Os egípcios concebiam a vida após a morte como bastante semelhante à existência física normal – mas com uma diferença. O modelo para esta nova existência era a viagem do Sol. À noite, o Sol descia no Duat ou “submundo”. Eventualmente, o Sol encontra o corpo do Osíris mumificado. Osíris e o Sol, reenergizados um pelo outro, ressuscitam para uma nova vida para mais um dia. Para os falecidos, seu corpo e sua tumba eram seu Osíris pessoal e um Duat pessoal. Por esta razão são frequentemente chamados de “Osíris”. Para que esse processo funcionasse, era necessário algum tipo de preservação corporal, para permitir que o ba retornasse durante a noite e ressuscitasse para uma nova vida pela manhã. Acreditava-se que os akḫs completos também apareciam como estrelas. Até o Período Tardio, os egípcios não-reais não esperavam se unir à divindade do Sol; isso era reservado para a realeza.

O Livro dos Mortos, a coleção de feitiços que ajudavam uma pessoa na vida após a morte, tinha o nome egípcio de Livro da Saída Diurna.
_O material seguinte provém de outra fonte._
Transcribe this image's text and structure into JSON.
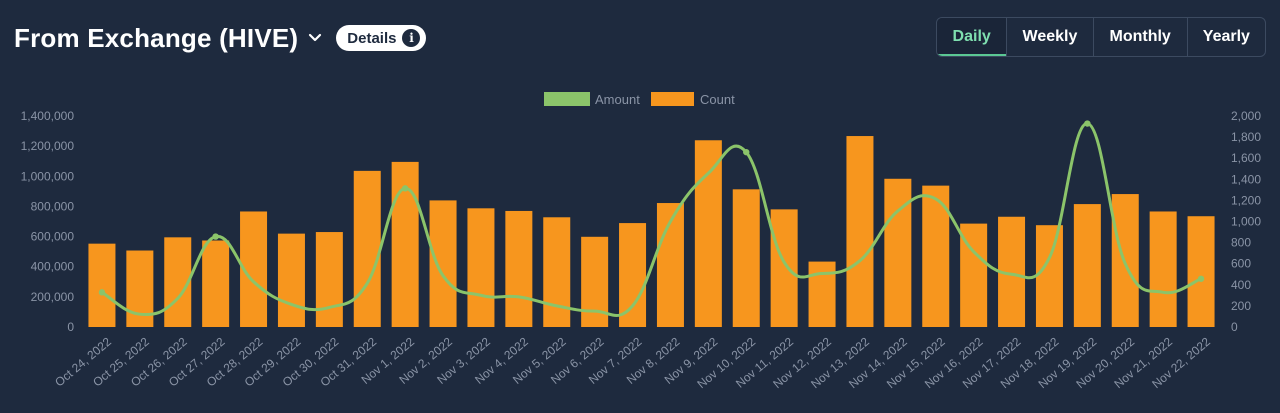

Eles ajudavam as pessoas a evitar os perigos da vida após a morte e também auxiliavam em sua existência, contendo feitiços para garantir “não morrer uma segunda vez no submundo” e para “conceder memória sempiterna” a uma pessoa. Na religião egípcia era possível morrer na vida após a morte e esta morte era permanente.
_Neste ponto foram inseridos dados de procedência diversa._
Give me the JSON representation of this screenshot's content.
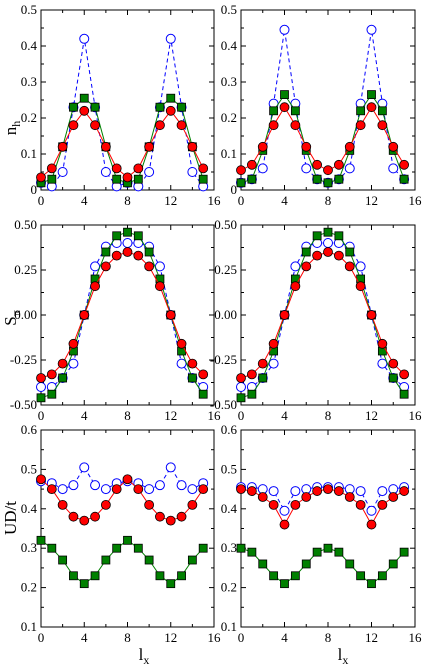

A tumba de Paheri, um nomarca de Nekhen da Décima Oitava Dinastia, tem uma descrição eloquente desta existência e é traduzida por James Peter Allen como:

“Sua vida acontecerá novamente, sem que seu ba fique afastado de seu cadáver divino, com seu ba junto com o akh… Você surgirá todos os dias e retornará todas as noites. Uma lâmpada será acesa para você durante a noite, até que a luz do sol brilhe em seu peito. A você será dito: “Bem-vindo, bem-vindo a esta sua casa dos vivos!”